Paolozzi's Head of Invention


Though human genius in its various inventions with various instruments may answer the same end, it will never find an invention more beautiful or more simple or direct than nature, because in her inventions nothing is lacking and nothing is superfluous.

Quote by Leonardo da Vinci on the base of Paolozzi's 'Head of Invention' sculpture outside the Design Museum, London.

Ailes battantes Luc Viatour

Biomimicry involves the study of nature to help find solutions to technical problems.
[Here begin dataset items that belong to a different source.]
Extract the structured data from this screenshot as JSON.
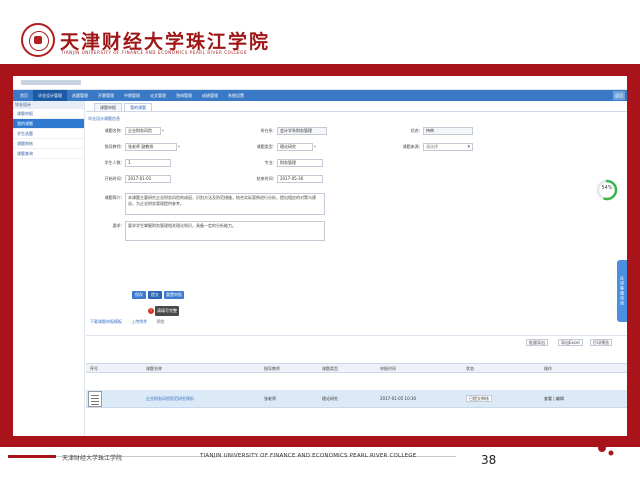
{
  "logo": {
    "cn": "天津财经大学珠江学院",
    "en": "TIANJIN UNIVERSITY OF FINANCE AND ECONOMICS PEARL RIVER COLLEGE"
  },
  "nav": {
    "items": [
      "首页",
      "毕业设计管理",
      "选题管理",
      "开题管理",
      "中期管理",
      "论文管理",
      "答辩管理",
      "成绩管理",
      "系统设置"
    ],
    "home": "返回"
  },
  "sidebar": {
    "head": "毕业设计",
    "items": [
      "课题申报",
      "我的课题",
      "学生选题",
      "课题审核",
      "课题查询"
    ]
  },
  "tabs": [
    "课题申报",
    "我的课题"
  ],
  "form": {
    "section_title": "毕业设计课题信息",
    "row1": {
      "label1": "课题名称:",
      "value1": "企业财务风险",
      "label2": "所在系:",
      "value2": "会计学系财务管理",
      "label3": "状态:",
      "value3": "待审"
    },
    "row2": {
      "label1": "指导教师:",
      "value1": "张老师 副教授",
      "label2": "课题类型:",
      "value2": "理论研究",
      "label3": "课题来源:",
      "value3": "请选择"
    },
    "row3": {
      "label1": "学生人数:",
      "value1": "1",
      "label2": "专业:",
      "value2": "财务管理"
    },
    "row4": {
      "label1": "开始时间:",
      "value1": "2017-01-01",
      "label2": "结束时间:",
      "value2": "2017-05-30"
    },
    "desc_label": "课题简介:",
    "desc_text": "本课题主要研究企业财务风险的成因、识别方法及防范措施，结合实际案例进行分析，提出相应的对策与建议，为企业财务管理提供参考。",
    "req_label": "要求:",
    "req_text": "要求学生掌握财务管理相关理论知识，具备一定的分析能力。"
  },
  "progress": {
    "value": 54,
    "text": "54%",
    "color": "#39b54a"
  },
  "buttons": {
    "save": "保存",
    "submit": "提交",
    "reset": "重置申报"
  },
  "tooltip": "请填写完整",
  "links": {
    "l1": "下载课题申报模板",
    "l2": "上传附件",
    "l3": "预览"
  },
  "side_float": "在线客服咨询",
  "toolbar": {
    "b1": "批量导出",
    "b2": "导出Excel",
    "b3": "打印预览"
  },
  "grid": {
    "columns": [
      "序号",
      "课题名称",
      "指导教师",
      "课题类型",
      "申报时间",
      "状态",
      "操作"
    ],
    "row": {
      "name": "企业财务风险防范研究探析",
      "teacher": "张老师",
      "type": "理论研究",
      "date": "2017-01-05 10:30",
      "status": "已提交审核",
      "op": "查看 | 编辑"
    }
  },
  "footer": {
    "cn": "天津财经大学珠江学院",
    "en": "TIANJIN UNIVERSITY OF FINANCE AND ECONOMICS PEARL RIVER COLLEGE",
    "page": "38"
  },
  "colors": {
    "frame": "#a9141b",
    "nav": "#3a79c6",
    "accent": "#2f7ad1"
  }
}
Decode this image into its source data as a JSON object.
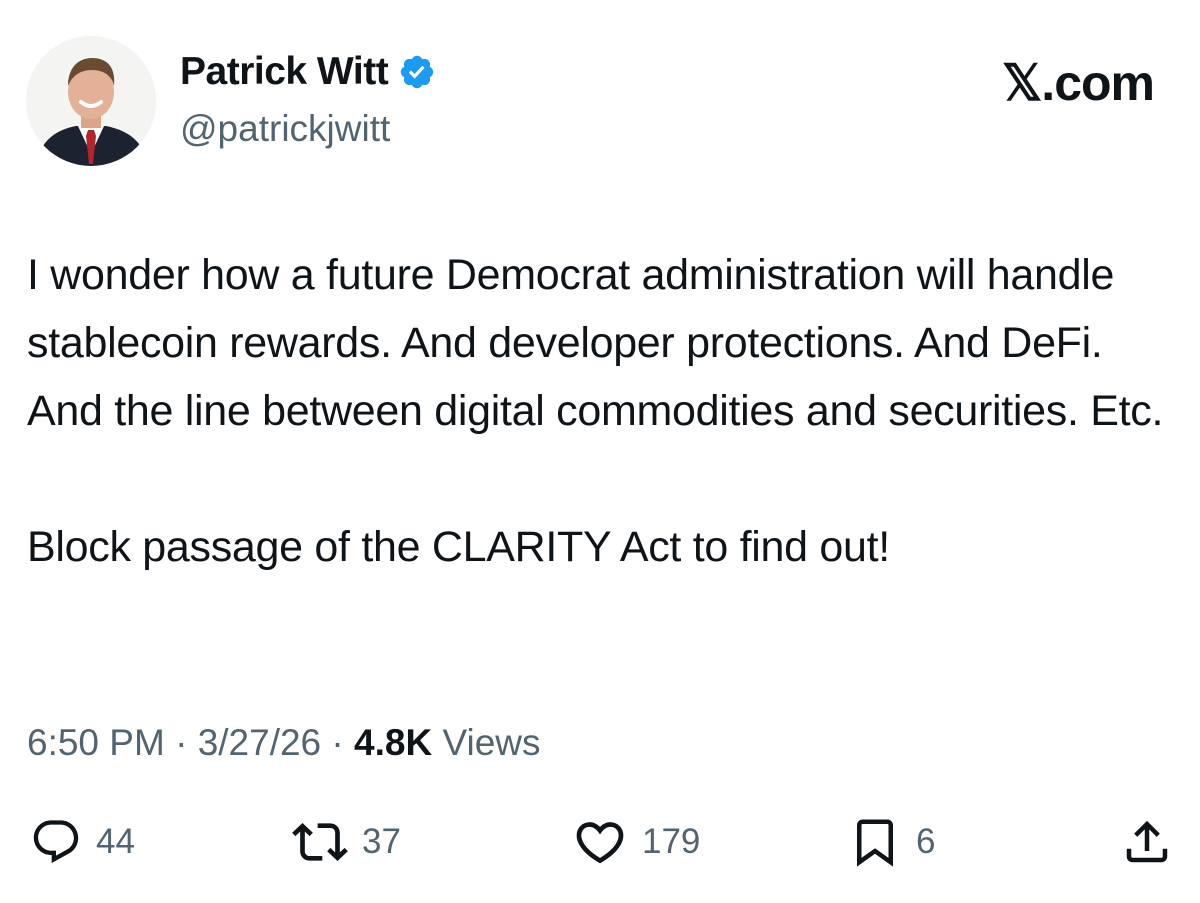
{
  "author": {
    "display_name": "Patrick Witt",
    "handle": "@patrickjwitt",
    "verified": true
  },
  "site_label": "𝕏.com",
  "tweet": {
    "paragraphs": [
      "I wonder how a future Democrat administration will handle stablecoin rewards. And developer protections. And DeFi. And the line between digital commodities and securities. Etc.",
      "Block passage of the CLARITY Act to find out!"
    ],
    "time": "6:50 PM",
    "date": "3/27/26",
    "views_count": "4.8K",
    "views_label": "Views",
    "separator": "·"
  },
  "actions": {
    "replies": "44",
    "reposts": "37",
    "likes": "179",
    "bookmarks": "6"
  },
  "icons": {
    "verified": "verified-badge-icon",
    "reply": "reply-icon",
    "repost": "repost-icon",
    "like": "heart-icon",
    "bookmark": "bookmark-icon",
    "share": "share-icon"
  },
  "colors": {
    "text_primary": "#0f1419",
    "text_secondary": "#536471",
    "verified_blue": "#1d9bf0"
  }
}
Famously, Leonardo da Vinci analysed the anatomy of humans and animals, including how muscular forces are applied the skeleton to make it work (i.e. the beginnings of Biomechanics). His studies of birds for example, led to his well-known plans for several flying machines.

Similar work was later continued by German engineer, Otto Lilienthal, who based on his studies of birds and how they fly, wrote a book on aerodynamics that was published in 1889 which was used by the Wright Brothers as the basis for their designs.

The mathematical biologist D'Arcy Thompson, compares the structural form of the Forth Bridge with the cantilevered skeleton of an ox in his 1917 book 'On Growth and Form' - a book which argues that it is physics and effects of scale which shape animals and plants. Kurt Rowland in his book 'The Shapes We Need' (from the excellent 'Looking and Seeing' series) showed that bone structures grow to reflect the lines of the forces exerted upon them. It could be argued therefore that Biomimicry is in some ways a form of Reverse Engineering perhaps?


But Biomimicry not only applies to large structures: Velcro was developed as a result of George de Mestral's curiosity as to why seed burrs where sticking to his clothes; suction cups emulate those found on Octopuses and Beetles; the shape of the front of Japan's Shinkansen Bullet Train was inspired by the shape of a Kingfisher’s beak; and various prosthetic limbs or walking and climbing robots, mimic the functions of animal skeletons.